Language models begin to learn these tasks without any supervision.
The capacity of the language model is essential to the success of zero-shot task transfer
*zero-shot task transfer : ability of a model to perform tasks it hasn’t been trained on.
GPT-2 achieves state of the art results on 7 out of 8 datasets.
But still underfits WebText. (inconsistent)
So, the model contain coherent paragraphs of text.
2. Introduction
In current ML systems, there is a lack of generalization.
The prevalence of single task training on single domain datasets is a major contributor to this problem.
We would like to move towards more general systems which can perform many tasks.
Multitask learning is a promising framework for improving general performance.
However, it is still nascent in NLP.
It needs many training pairs(dataset, objective). → very difficult
*multitask learning : each task shares the optimal parameters.
*meta learning : optimizes quickly by targeting fewer datasets than transfer learning.
Language models can perform down-stream tasks in a zero-shot setting.
(without any parameter or architecture modification.)
3. Approach
3.1. Training Dataset
created a new web scrape which emphasized document quality. (unlike Common Crawl)
The resulting dataset is called ‘WebText’.
3.2. Input Representation
prevent BPE from merging across character categories for any byte sequence.
(ex. dog / dog. / dog? / dog!)
This input representation allows us to combine the empirical benefits of word-level LMs with the generality of byte-level approaches.
3.3. Model
use a Transformer based architecture for our LMs.
the model largely follows the details of the OpenAI GPT model.
There is a few modifications.
1) Layer normalization was moved to the input of each sub-block.
2) additional layer normalization was added after the final self-attention block.
3) scale the weights of residual layers at initialization by a factor of 1 / √N
*N = number of residual layers
1) the vocabulary is expanded to 50,257.
2) increase the context size from 512 to 1024 tokens
3) increase a batch size to 512.
4. Experiments
trained and benchmarked 4 LMs.
the smallest model = original GPT
the second smallest model = the largest model of BERT
the largest model is GPT-2.
4.1. Language Modeling
WebText LMs transfer well across domains and datasets.
GPT-2 achieved SOTA in the zero-shot tests of various tasks.
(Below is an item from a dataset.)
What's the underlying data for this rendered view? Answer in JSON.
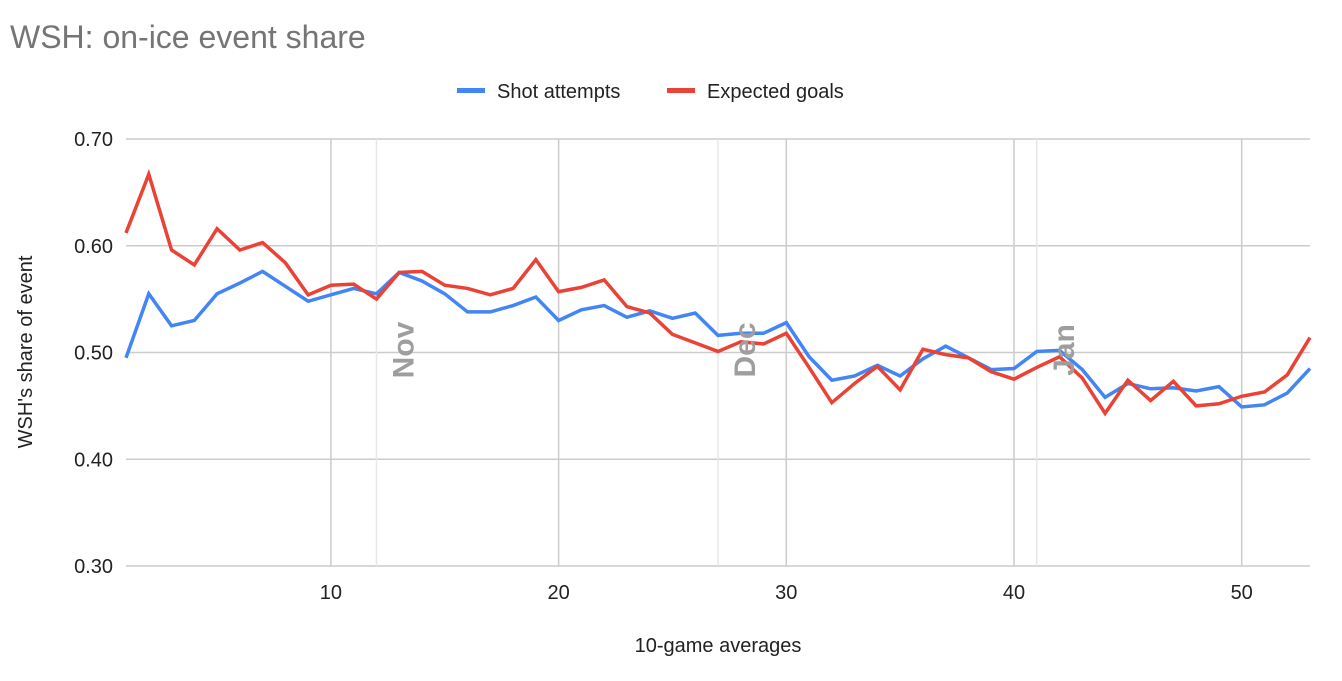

5. Generalization vs Memorization
recent work in computer vision has shown that common image datasets contain a non-trivial amount of near-duplicate images.
this results in an over-reporting of the generalization performance of ML systems.
Similar problems could arise in our WebText.
Therefore it is important to analyze how much test data also shows up in the training data.
→ create Bloom filters (n-gram overlap)
Common LM datasets’ test sets have between 1-6% overlap with WebText train, with an average of overlap of 3.2%.
data overlap between WebText training data and specific evaluation datasets provides a small but consistent benefiit to reported results.
However, for most datasets we do not notice larger overlaps than those already existing between standard training and test sets.
recommend the use of n-gram overlap based de-duplication as an important verification step and sanity check during the creation of training and test splits for new NLP datasets.
GPT-2 is still underfitting on WebText.
6. Discussion
suggest that unsupervised task learning is an additional promising area of research to explore
in terms of practical applications, the zero-shot performance of GPT-2 is still far from use-able.